Photo by Min An on Pexels.com

Most of the time, I’m thinking about how teams, groups, and organizations can improve the way they learn and collaborate to be better for their stakeholders, or for the people who make up the organization. I emphasize the value and importance of data because without an external reference point, conversations and critique are easily bulldozed by stirred emotions. I value discourse and dialogue because without it we find permission for nearly anything in the data.

The same goes for astrology, except that here my learning can expand past the individual into understanding of the entire idea of life itself. In studying others’ charts, I am painfully aware that I am also studying myself. Abstracted, philosophical concepts can be played out in studying a chart, and the problem of time evaporates.

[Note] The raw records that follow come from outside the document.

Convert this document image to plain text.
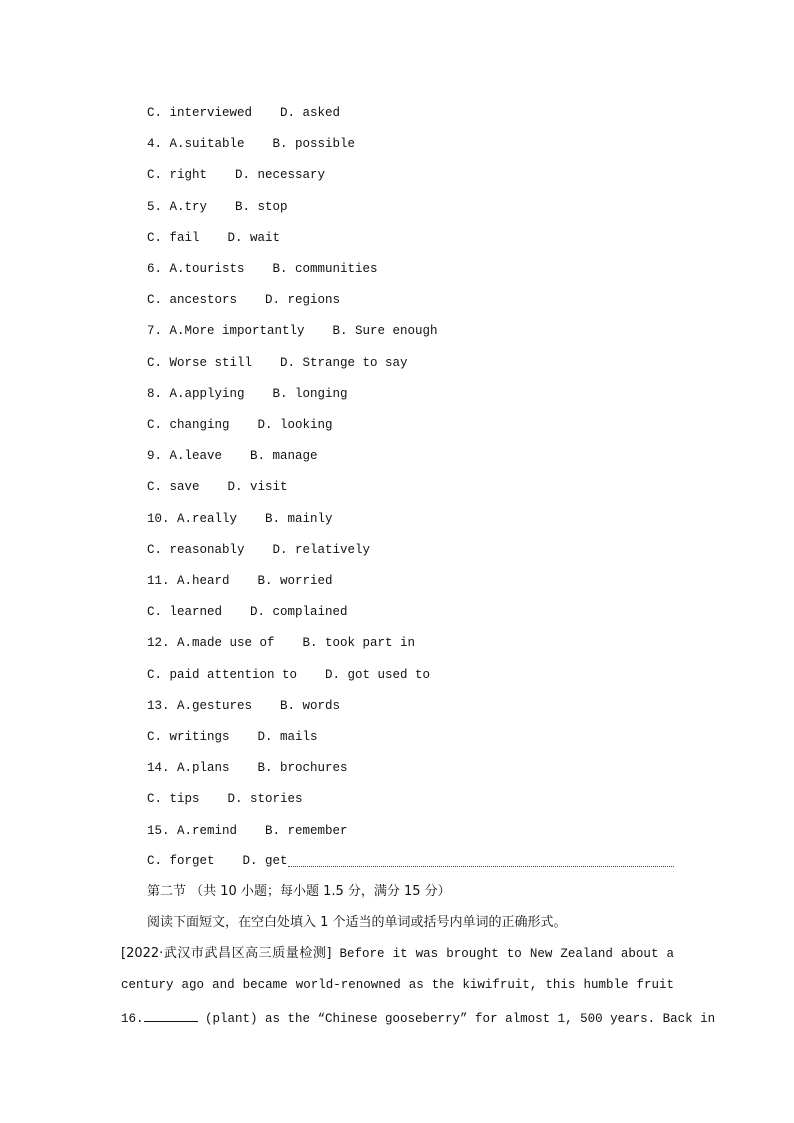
C. interviewed D. asked
4. A.suitable B. possible
C. right D. necessary
5. A.try B. stop
C. fail D. wait
6. A.tourists B. communities
C. ancestors D. regions
7. A.More importantly B. Sure enough
C. Worse still D. Strange to say
8. A.applying B. longing
C. changing D. looking
9. A.leave B. manage
C. save D. visit
10. A.really B. mainly
C. reasonably D. relatively
11. A.heard B. worried
C. learned D. complained
12. A.made use of B. took part in
C. paid attention to D. got used to
13. A.gestures B. words
C. writings D. mails
14. A.plans B. brochures
C. tips D. stories
15. A.remind B. remember
C. forget D. get
第二节 （共 10 小题；每小题 1.5 分，满分 15 分）
阅读下面短文，在空白处填入 1 个适当的单词或括号内单词的正确形式。
[2022·武汉市武昌区高三质量检测] Before it was brought to New Zealand about a
century ago and became world-renowned as the kiwifruit, this humble fruit
16.	(plant) as the “Chinese gooseberry” for almost 1, 500 years. Back in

While one can say that there is a past and a future in a person’s experience, using a chart as a representative of a modality of life blasts through basic conceptions of time. Questions of universal consciousness quickly become less hypothetical. The practice provides anchors for understanding the smallness of one’s understanding of human experience, while providing some hints as to how vast its range and scope might be.

Most importantly, astrology provides a system for understanding where the diverse joy and madness of society might come from – and how you might work with it.

What has surprised me most over the past year of actively studying astrology (reading books, writing essays, practicing with people’s charts and doing readings) is that people are easily intrigued when I start explaining that it’s systematic, and that because it’s systematic I can now more precisely describe some of my own self work to do.

Do I hope for a time when every leader of people will submit themselves to the introspective work of exploring their karma in this lifetime and learning to identify how those might play out for better or worse? Absolutely.